Apparently the amount of training "differs significantly among law enforcement agencies", with RCMP and corrections officers receiving 16 hours of training to become a Taser operator while municipal police officers and sheriff’s deputies get half that. Some enforcement agencies require a supervisor’s approval whenever possible before using the stun gun, while others are told to give notification "as soon as practical" afterward. Some guidelines say the only time a Taser should be fired more than once is when a subject continues to resist, while others don’t mention it. All enforcement agencies are told to issue a verbal warning before using the Taser, but only some are directed to give an arc demonstration before firing it.
So there you go, now you know. Anything surprising there? Not really, I can't say I expected consistency in either training or rules of engagement. However, as Justice Minister Cecil Clarke noted, "differences are hard to justify".

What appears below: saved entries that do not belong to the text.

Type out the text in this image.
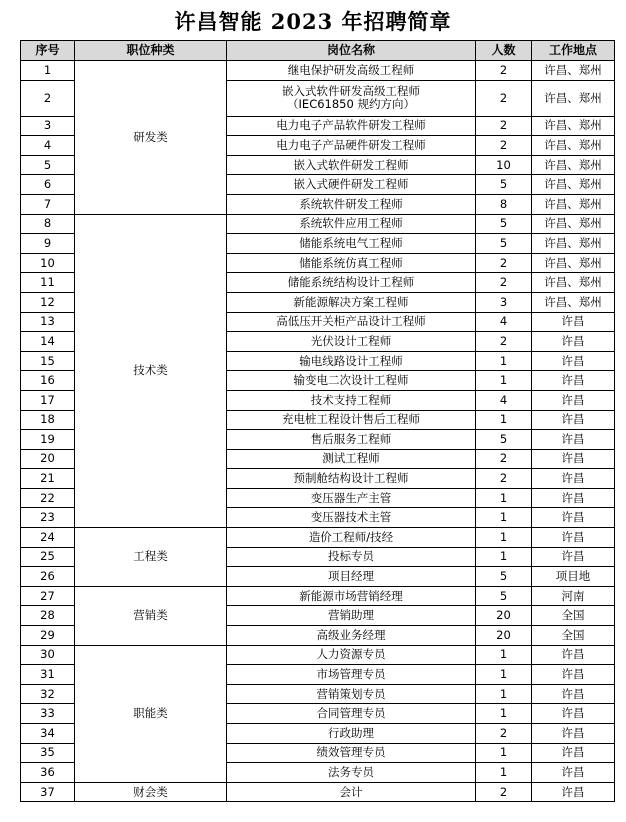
许昌智能 2023 年招聘简章
序号	职位种类	岗位名称	人数	工作地点
1	研发类	继电保护研发高级工程师	2	许昌、郑州
2		嵌入式软件研发高级工程师
（IEC61850 规约方向）	2	许昌、郑州
3		电力电子产品软件研发工程师	2	许昌、郑州
4		电力电子产品硬件研发工程师	2	许昌、郑州
5		嵌入式软件研发工程师	10	许昌、郑州
6		嵌入式硬件研发工程师	5	许昌、郑州
7		系统软件研发工程师	8	许昌、郑州
8	技术类	系统软件应用工程师	5	许昌、郑州
9		储能系统电气工程师	5	许昌、郑州
10		储能系统仿真工程师	2	许昌、郑州
11		储能系统结构设计工程师	2	许昌、郑州
12		新能源解决方案工程师	3	许昌、郑州
13		高低压开关柜产品设计工程师	4	许昌
14		光伏设计工程师	2	许昌
15		输电线路设计工程师	1	许昌
16		输变电二次设计工程师	1	许昌
17		技术支持工程师	4	许昌
18		充电桩工程设计售后工程师	1	许昌
19		售后服务工程师	5	许昌
20		测试工程师	2	许昌
21		预制舱结构设计工程师	2	许昌
22		变压器生产主管	1	许昌
23		变压器技术主管	1	许昌
24	工程类	造价工程师/技经	1	许昌
25		投标专员	1	许昌
26		项目经理	5	项目地
27	营销类	新能源市场营销经理	5	河南
28		营销助理	20	全国
29		高级业务经理	20	全国
30	职能类	人力资源专员	1	许昌
31		市场管理专员	1	许昌
32		营销策划专员	1	许昌
33		合同管理专员	1	许昌
34		行政助理	2	许昌
35		绩效管理专员	1	许昌
36		法务专员	1	许昌
37	财会类	会计	2	许昌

Incidentally, the report found that there was no "causal connection" between Taser use and last November's death of Howard Hyde, a 45-year old schizophrenic from Dartmouth who died about 30 hours after Halifax Regional Police subdued him with a Taser. Which doesn't much surprise me, either. Given that only a little digging will show that despite the number of people who have died after being shot with a Taser, it is very difficult to find more than one or two cases where the Taser itself is believed to have caused the death. Unfortunately, the media's favourite play seems to be to link the two events (being tasered and death) as being causal just because they both occurred.
And, as a final twist, the Halifax Police Department reports that their numbers show that there are more arrest injuries when tasers aren't used they when they are.